La timidité de l’Union africaine sur le dossier congolais laisse quelque peu perplexe. À son tour, le Bureau conjoint des Nations unies pour les droits de l’homme et de la Monusco ont recensé 143 cas de violations des droits de l’homme liés au processus électoral entre janvier et septembre 2015, et rien qu’au mois de janvier 2016, la BCNUDH a enregistré 411 cas, soulignant une forte proportion d’exactions extrajudiciaires.
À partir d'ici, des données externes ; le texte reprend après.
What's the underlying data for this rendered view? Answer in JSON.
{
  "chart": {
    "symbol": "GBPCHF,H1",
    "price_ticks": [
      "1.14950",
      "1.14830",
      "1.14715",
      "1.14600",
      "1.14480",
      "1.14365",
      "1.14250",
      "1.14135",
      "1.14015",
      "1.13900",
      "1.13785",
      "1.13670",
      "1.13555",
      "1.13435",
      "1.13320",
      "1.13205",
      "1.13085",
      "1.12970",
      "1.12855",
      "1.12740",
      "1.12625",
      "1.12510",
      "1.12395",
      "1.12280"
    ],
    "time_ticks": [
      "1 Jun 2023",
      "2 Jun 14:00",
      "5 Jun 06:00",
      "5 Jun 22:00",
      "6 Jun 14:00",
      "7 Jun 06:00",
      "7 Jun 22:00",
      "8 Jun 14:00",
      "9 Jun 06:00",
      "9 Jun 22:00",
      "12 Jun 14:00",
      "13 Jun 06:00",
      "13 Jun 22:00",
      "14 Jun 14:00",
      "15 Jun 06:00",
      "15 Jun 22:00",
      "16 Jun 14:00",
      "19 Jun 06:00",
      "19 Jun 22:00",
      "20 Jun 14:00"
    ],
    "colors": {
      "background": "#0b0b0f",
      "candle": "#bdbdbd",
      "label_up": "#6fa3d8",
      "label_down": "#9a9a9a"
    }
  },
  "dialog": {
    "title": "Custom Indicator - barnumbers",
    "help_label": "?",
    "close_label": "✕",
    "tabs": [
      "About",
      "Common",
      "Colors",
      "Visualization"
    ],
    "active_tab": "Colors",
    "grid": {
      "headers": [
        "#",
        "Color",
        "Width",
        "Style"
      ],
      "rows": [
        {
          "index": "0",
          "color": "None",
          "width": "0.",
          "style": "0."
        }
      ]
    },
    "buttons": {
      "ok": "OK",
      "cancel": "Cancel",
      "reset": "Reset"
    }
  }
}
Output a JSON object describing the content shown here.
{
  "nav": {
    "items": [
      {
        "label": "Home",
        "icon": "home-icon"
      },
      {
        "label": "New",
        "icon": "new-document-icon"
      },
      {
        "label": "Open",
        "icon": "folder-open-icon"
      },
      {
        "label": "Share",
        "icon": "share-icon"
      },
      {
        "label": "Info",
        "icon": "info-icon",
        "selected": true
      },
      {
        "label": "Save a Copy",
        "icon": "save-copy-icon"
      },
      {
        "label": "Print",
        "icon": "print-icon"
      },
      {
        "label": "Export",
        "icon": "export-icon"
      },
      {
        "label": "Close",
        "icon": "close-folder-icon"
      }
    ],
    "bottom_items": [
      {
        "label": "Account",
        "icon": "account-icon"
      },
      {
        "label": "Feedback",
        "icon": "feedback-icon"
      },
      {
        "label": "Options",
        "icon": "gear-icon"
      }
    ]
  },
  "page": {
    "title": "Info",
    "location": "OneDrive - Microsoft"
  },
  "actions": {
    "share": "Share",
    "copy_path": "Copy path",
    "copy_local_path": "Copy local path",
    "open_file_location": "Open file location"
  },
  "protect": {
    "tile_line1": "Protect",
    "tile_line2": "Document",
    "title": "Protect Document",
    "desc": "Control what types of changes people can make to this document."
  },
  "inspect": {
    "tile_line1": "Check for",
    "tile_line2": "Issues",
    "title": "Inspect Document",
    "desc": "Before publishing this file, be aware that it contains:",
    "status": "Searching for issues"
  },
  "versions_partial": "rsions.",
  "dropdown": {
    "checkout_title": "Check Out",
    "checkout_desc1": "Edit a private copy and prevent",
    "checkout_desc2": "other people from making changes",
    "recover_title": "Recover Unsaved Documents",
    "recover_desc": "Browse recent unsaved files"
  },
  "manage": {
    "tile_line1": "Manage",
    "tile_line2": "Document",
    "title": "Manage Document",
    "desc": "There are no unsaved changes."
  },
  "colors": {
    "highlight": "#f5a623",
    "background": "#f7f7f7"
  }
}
Les pontes du régime crieront au scandale, dénonçant des rapports produits par des organisations soi-disant à la solde de puissances occidentales. Mais qui, aujourd’hui, a le courage de nier l’arrestation arbitraire de l’un des opposants congolais, le député Martin Fayulu ? Qui ose mettre en doute les raisons du transfert du président de l’Association Lwanzo Lwa Mikuba, Vano Kiboko, du centre pénitencier de Makala vers la prison militaire de Ndolo ? Peut-on vraiment nous faire croire que cet ex-député de l’opposition fomentait un mouvement insurrectionnel à Makala ? Et encore : peut-on fermer les yeux sur les neufs militants de la Lucha arrêtés à Kinshasa et à Goma lors de la journée « ville morte » ? Comment justifier la coupure du signal de RFI à l’aube du 16 février ? Ce même jour, le Front citoyen a fait état des menaces de la part des autorités municipales de Lubumbashi et dans d’autres capitales régionales. Bref, qui peut nier tous ces faits?
Ce sont là autant de questions qui devraient interpeller la Communauté internationale, à commencer par l’Union africaine, dont la timidité sur le dossier congolais laisse quelque peu perplexe, laissant à quelques États occidentaux le soin de dire tout haut ce que beaucoup de citoyens africains, fatigués de voir leurs leaders s’accrocher au pouvoir sans légitimité, commencent aussi à dénoncer avec véhémence.